Mali : Washington étudie des frappes contre le JNIM, une nouvelle escalade militaire sous Trump

Les États-Unis envisagent sérieusement d’étendre leur guerre contre le terrorisme à un huitième pays. Selon des informations du Washington Post publiées ce mercredi, l’administration Trump examine des options militaires visant le Groupe de soutien à l’islam et aux musulmans (JNIM), affilié à Al-Qaïda, actif au Mali. Aucune décision définitive n’a toutefois été arrêtée, des divergences persistantes étant signalées au sein de la Maison Blanche sur l’opportunité d’une telle intervention.

Si elle était approuvée, cette opération placerait le Mali aux côtés du Yémen, de la Somalie, de la Syrie, de l’Iran, de l’Irak, du Nigeria et du Venezuela – soit huit pays frappés par les forces américaines depuis le début du second mandat de Donald Trump. Une telle projection de force ne serait pas sans risques : une confrontation avec les forces russes déployées dans la région demeure une éventualité sérieuse, ce qui imposerait potentiellement la mise en place de mécanismes de désengagement similaires à ceux expérimentés en Syrie.

Une coopération sécuritaire en voie de réchauffement

Paradoxalement, cette hypothèse militaire intervient dans un contexte de rapprochement diplomatique entre Washington et Bamako.

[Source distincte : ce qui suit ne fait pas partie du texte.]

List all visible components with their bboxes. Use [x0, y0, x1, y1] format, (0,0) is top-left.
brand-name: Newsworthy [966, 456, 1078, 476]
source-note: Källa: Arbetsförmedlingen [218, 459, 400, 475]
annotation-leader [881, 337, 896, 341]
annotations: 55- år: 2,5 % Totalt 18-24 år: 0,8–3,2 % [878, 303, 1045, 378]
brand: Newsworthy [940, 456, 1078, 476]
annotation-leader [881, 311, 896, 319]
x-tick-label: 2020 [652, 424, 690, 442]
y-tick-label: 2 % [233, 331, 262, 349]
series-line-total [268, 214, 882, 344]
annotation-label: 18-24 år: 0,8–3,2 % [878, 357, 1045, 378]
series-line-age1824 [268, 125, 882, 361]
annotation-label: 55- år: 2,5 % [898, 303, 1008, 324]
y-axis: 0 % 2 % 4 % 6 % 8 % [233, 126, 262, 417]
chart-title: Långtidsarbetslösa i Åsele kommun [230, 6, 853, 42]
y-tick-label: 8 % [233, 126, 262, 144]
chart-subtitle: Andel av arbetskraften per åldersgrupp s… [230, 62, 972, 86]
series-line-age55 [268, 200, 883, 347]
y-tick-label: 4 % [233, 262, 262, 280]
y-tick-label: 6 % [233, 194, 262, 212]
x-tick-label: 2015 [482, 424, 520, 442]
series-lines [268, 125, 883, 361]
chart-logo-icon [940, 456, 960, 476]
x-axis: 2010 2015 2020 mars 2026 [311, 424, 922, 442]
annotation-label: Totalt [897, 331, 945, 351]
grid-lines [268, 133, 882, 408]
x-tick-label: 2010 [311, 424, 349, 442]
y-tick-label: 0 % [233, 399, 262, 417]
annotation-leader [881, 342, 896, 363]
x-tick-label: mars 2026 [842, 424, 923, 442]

Après des années de crispation consécutives aux coups d’État de 2020 à 2023 et à la suspension partielle de la coopération sécuritaire, les États-Unis ont amorcé un réchauffement progressif de leurs relations avec les autorités maliennes.

En février 2026, Washington a levé les sanctions visant le ministre malien de la Défense et plusieurs hauts responsables, jusqu’alors accusés de maintenir des liens avec des mercenaires russes – une concession majeure aux demandes répétées de Bamako. Ce geste avait été précédé, le 2 février, d’une visite à Bamako du chef du Bureau des affaires africaines du département d’État, Nick Checker, venu transmettre le « respect des États-Unis pour la souveraineté du Mali » et proposer « une nouvelle voie » bilatérale.

Vers un accord de renseignement

Au-delà des frappes potentielles, les deux pays sont sur le point de conclure un accord autorisant la reprise des vols de drones et d’avions américains dans l’espace aérien malien, afin de collecter des renseignements sur les groupes djihadistes, en premier lieu le JNIM. Ce dispositif est en partie motivé par des préoccupations humanitaires : Washington cherche activement à localiser un pilote américain enlevé au Niger voisin et détenu au Mali par le JNIM.

Entre pression militaire et coopération renouée, l’administration Trump semble jouer sur deux tableaux, dans une région sahélienne où les équilibres géopolitiques restent plus que jamais fragiles.